Habitatdefizite

Aufgrund ihrer hohen ökologischen Ansprüche und des komplexen Lebenszyklus sind Großmuscheln in vielfältiger Weise mit ihrer Umgebung vernetzt. Dies führt wiederum zu einer Vielzahl an möglichen Habitatdefiziten, die häufig gleichzeitig auf die Populationen einwirken.

Flussperlmuschel (Margaritifera margaritifera)

Neben Faktoren wie der Gewässerverschmutzung, dem Wirtsfischmangel oder dem Gewässerverbau wurde eine mangelnde Substratqualität aufgrund überhöhter Feinsedimenteinträge als Hauptdefizit in Flussperlmuschelgewässern identifiziert. Die Feinsedimente stammen von intensiv genutzten erosionsanfälligen Flächen in den Einzugsgebieten der Gewässer und werden vor allem bei Starkregenereignissen mobilisiert und in die Bäche und Flüsse gespült. Dabei können z.B. über Dränagen oder Seitengräben nicht nur Sedimente von unmittelbar angrenzenden, sondern auch von kilometerweit entfernten Flächen in die Gewässer gelangen. Dort verfüllt das Feinsediment dann das Kieslückensystem, in dem die Jungmuscheln heranwachsen. Dadurch werden die wenige Millimeter großen Jungmuscheln von der Nahrungs- und Sauerstoffzufuhr aus dem Freiwasser abgeschnitten und verenden.

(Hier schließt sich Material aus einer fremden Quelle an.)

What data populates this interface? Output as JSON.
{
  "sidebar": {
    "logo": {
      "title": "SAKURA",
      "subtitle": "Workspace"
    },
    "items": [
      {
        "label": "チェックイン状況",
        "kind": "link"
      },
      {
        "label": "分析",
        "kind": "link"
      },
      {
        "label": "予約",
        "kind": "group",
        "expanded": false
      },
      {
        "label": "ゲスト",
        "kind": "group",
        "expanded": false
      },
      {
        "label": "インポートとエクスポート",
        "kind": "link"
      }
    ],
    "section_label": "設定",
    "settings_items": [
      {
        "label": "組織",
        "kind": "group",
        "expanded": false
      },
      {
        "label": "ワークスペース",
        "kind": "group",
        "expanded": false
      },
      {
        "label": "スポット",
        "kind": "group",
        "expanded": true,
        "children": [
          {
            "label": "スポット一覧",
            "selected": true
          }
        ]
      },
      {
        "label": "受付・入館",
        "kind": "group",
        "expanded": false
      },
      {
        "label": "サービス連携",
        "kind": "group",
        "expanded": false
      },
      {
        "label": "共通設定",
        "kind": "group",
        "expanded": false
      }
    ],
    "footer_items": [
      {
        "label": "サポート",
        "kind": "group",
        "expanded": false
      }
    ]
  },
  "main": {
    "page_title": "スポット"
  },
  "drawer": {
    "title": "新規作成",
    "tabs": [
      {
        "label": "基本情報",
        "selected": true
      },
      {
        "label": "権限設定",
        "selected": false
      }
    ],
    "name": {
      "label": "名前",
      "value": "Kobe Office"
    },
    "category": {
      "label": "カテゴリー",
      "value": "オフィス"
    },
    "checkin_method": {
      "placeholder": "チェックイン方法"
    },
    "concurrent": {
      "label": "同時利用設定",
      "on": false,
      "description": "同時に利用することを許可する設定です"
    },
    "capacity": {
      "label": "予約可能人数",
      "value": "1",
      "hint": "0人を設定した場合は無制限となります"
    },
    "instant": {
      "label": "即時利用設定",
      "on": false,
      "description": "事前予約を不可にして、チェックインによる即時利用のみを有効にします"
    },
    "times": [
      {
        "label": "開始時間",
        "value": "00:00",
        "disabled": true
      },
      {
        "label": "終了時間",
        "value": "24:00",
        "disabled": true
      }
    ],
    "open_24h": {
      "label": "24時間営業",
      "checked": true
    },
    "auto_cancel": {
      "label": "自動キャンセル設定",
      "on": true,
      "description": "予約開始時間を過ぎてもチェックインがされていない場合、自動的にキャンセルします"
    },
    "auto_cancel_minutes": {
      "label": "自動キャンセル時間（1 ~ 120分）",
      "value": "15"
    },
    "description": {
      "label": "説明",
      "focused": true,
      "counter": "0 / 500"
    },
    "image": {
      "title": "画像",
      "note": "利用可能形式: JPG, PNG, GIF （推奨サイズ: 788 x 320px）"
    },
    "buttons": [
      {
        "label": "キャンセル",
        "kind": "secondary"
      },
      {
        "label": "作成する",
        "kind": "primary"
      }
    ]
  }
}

Erosionsrinne in einem Maisacker
Schwemmtrichter eines kleinen Seitengrabens der Großen Ohe
Stark verschlammter Abschnitt eines Flussperlmuschelgewässers

Klimawandel als zusätzliche Belastung

Ausgetrockneter Bach

Ausgetrockneter Bach

Ein weiterer Faktor, dessen Bedeutung in Zukunft weiter zunehmen wird, ist der Klimawandel. Ein Resultat sind häufiger ausgetrocknete Bäche nach Hitzeperioden, die die Muschelbestände unmittelbar gefährden.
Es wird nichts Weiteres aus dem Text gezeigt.